UNESDA está instando a las instituciones de la UE a acelerar la orientación sobre el Reglamento de Envases y Residuos de Envases, advirtiendo que las normas no resueltas sobre PFAS, envases agrupados y reutilización podrían interrumpir la inversión y las operaciones.
La industria de bebidas refrescantes de Europa pide claridad regulatoria urgente
La Regulación de la UE sobre Envases y Residuos de Envases (PPWR) se acerca a su aplicación el 12 de agosto de 2026. Según UNESDA Soft Drinks Europe, las empresas siguen inseguras sobre varios requisitos clave de cumplimiento a solo cinco meses de la entrada en vigor de la ley, lo que genera preocupación creciente en las cadenas de suministro de envases de bebidas.
El sector afirma apoyar la ambición de la UE de acelerar la circularidad y mejorar el desempeño ambiental de los envases. En los últimos años, los productores de bebidas han invertido mucho en formatos reciclables, sistemas de devolución de envases, contenido reciclado y modelos de reutilización. UNESDA señala que sus miembros corporativos ya han alcanzado, o están cerca de alcanzar, objetivos de reciclabilidad del 100% para sus envases. También destaca que 16 países de la UE ya operan un Sistema de Devolución de Envases, y se espera que más se sumen a medida que la infraestructura crezca. Además, el sector indica que el 51,7% del PET usado en botellas de plástico en 2024 fue PET reciclado, superando ya su objetivo para 2025 y alineándose con los objetivos obligatorios de la UE sobre plásticos de un solo uso.
A pesar de estos avances, la asociación sostiene que la implementación de la PPWR se está convirtiendo en un riesgo operativo. Las empresas necesitan certeza para planificar inversiones, rediseñar envases, asegurar el suministro de materiales y adaptar las líneas de producción. Sin una orientación oportuna, las empresas corren el riesgo de retrasos, costos adicionales y menor competitividad. UNESDA advierte que solo los avisos legales pueden no ser suficientes para resolver las preguntas prácticas que aún rodean la regulación.
Tres áreas se consideran particularmente urgentes
La primera es la prohibición de PFAS. Aunque se espera que la Comisión Europea adopte un enfoque pragmático, la industria señala que aún no existe una metodología armonizada de la UE para PFAS en envases en contacto con alimentos. Si los Estados miembros aplican interpretaciones diferentes, las empresas podrían enfrentar fragmentación en el Mercado Único, complicando el cumplimiento y el comercio transfronterizo.

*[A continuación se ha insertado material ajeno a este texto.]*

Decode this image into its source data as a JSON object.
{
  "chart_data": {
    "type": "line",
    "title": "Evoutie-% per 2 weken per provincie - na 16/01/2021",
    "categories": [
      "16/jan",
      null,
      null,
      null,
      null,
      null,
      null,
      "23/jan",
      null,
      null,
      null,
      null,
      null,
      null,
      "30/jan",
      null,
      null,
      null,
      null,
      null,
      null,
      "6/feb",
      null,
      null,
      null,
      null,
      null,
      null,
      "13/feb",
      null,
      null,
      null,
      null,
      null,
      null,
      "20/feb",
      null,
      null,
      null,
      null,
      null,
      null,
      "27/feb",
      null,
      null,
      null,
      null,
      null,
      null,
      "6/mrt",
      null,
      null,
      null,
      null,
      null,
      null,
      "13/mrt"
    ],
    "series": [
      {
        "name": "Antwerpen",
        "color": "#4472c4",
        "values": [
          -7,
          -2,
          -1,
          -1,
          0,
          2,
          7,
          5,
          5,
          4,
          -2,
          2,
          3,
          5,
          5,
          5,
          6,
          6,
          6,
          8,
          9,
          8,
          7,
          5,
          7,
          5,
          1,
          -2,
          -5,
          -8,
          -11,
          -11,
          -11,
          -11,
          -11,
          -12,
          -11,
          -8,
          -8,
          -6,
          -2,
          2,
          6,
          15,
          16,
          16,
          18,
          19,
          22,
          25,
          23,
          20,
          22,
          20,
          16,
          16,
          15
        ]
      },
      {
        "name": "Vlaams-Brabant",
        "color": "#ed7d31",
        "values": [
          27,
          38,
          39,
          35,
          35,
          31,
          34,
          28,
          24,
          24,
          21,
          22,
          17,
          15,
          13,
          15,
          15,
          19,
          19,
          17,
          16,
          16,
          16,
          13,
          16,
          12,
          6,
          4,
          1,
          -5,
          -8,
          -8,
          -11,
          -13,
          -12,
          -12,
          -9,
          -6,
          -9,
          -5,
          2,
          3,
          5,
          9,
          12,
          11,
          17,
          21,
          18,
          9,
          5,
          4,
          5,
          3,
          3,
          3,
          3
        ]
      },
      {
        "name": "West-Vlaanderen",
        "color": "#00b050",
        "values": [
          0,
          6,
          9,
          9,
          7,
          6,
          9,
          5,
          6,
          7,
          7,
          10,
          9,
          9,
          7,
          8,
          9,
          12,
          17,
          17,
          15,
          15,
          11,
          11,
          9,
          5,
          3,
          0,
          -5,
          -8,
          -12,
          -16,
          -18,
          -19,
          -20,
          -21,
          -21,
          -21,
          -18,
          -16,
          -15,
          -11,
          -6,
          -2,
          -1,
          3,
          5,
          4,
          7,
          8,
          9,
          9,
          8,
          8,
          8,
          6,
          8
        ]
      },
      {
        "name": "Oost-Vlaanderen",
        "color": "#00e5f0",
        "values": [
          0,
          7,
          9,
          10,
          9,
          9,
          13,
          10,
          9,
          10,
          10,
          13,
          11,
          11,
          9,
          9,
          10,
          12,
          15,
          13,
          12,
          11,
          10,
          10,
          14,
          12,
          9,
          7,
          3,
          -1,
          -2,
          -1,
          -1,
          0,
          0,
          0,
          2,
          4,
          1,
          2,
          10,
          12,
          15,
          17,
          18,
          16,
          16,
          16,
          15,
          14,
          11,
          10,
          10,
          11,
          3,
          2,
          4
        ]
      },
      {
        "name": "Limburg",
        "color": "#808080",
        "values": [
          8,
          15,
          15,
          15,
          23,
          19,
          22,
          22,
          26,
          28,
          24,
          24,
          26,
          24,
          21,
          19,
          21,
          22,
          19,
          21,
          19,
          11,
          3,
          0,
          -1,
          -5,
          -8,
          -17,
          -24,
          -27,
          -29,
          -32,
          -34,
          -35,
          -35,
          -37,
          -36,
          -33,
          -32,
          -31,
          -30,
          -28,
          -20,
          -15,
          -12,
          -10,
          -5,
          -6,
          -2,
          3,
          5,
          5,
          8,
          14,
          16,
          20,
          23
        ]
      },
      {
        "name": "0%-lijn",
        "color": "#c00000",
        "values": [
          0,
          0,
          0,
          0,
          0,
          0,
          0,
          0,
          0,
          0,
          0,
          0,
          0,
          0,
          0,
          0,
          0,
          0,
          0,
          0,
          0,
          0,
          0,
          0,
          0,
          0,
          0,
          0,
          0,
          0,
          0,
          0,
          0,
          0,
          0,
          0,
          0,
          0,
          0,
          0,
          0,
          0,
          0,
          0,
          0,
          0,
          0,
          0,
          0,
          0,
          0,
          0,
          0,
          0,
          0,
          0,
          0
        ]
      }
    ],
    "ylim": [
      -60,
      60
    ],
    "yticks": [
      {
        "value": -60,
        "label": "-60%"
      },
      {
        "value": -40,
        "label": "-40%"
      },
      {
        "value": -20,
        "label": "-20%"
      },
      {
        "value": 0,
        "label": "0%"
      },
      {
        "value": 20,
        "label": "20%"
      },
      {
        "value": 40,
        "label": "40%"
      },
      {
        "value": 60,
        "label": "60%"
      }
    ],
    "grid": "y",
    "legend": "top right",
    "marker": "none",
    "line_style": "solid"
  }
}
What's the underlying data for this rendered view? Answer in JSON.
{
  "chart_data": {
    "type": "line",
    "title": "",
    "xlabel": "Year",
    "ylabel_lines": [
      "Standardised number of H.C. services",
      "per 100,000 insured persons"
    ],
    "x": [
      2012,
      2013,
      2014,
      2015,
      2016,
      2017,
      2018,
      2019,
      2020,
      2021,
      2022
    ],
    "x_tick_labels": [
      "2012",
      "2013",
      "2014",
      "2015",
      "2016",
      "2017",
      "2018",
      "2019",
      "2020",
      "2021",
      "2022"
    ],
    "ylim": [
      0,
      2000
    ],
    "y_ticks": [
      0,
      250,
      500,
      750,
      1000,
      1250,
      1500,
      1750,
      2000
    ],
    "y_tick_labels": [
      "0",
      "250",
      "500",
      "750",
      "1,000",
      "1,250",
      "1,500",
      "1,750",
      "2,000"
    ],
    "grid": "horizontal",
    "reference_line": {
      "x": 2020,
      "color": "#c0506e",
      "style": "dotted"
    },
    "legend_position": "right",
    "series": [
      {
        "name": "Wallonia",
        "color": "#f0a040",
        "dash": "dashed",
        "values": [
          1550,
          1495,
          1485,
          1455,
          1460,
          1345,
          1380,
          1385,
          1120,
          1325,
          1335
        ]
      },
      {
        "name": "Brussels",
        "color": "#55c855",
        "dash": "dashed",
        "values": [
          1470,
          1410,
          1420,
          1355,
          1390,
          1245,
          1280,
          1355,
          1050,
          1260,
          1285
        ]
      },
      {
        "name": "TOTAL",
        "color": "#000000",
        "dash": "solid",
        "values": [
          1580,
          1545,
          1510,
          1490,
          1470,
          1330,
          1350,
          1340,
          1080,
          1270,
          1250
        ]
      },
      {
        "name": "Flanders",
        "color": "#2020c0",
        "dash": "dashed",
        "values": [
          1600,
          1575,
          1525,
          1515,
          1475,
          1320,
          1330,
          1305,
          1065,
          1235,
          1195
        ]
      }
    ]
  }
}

El segundo tema es el envase agrupado de plástico de un solo uso. No se espera una guía antes de 2027, aunque el plazo relevante de la PPWR es 2030. UNESDA argumenta que esto deja muy poco tiempo para que las empresas se adapten. Afirma que las empresas necesitan saber qué tipos de envases seguirán permitidos y cuáles serán prohibidos para planificar adecuadamente las inversiones. El costo de la transición podría ser sustancial, con estimaciones que sugieren que los cambios solo para el sector de bebidas refrescantes podrían superar los 2.000 millones de euros.
La tercera preocupación principal es la reutilización. Las empresas de bebidas reconocen que los sistemas reutilizables pueden ayudar a reducir los residuos de envases, pero argumentan que el marco de exenciones aún carece de claridad práctica. Algunos Estados miembros ya han logrado avances importantes mediante sistemas de recogida y reciclaje de alto rendimiento, y el sector quiere que estos logros se reflejen adecuadamente cuando se evalúen las exenciones nacionales. Con los objetivos de 2030 acercándose, las decisiones retrasadas podrían perjudicar la planificación de inversiones.
Para la industria del envase, el debate pone de manifiesto un problema más amplio: la regulación por sí sola no garantiza la circularidad a menos que esté respaldada por reglas claras y viables de implementación. Los productores de envases, convertidores, propietarios de marcas y minoristas necesitan una guía predecible para realizar cambios técnicos a tiempo y a gran escala. En el caso de los envases de bebidas, esas decisiones afectan desde la selección de materiales y los envases agrupados para transporte hasta los sistemas de recogida y la infraestructura de reutilización.
La advertencia de UNESDA aumenta la presión sobre las instituciones de la UE para que actúen más rápido. A medida que avanza la cuenta regresiva para agosto, el mensaje del sector es que la transición hacia envases circulares solo puede tener éxito si se brinda a las empresas la claridad necesaria para actuar con confianza.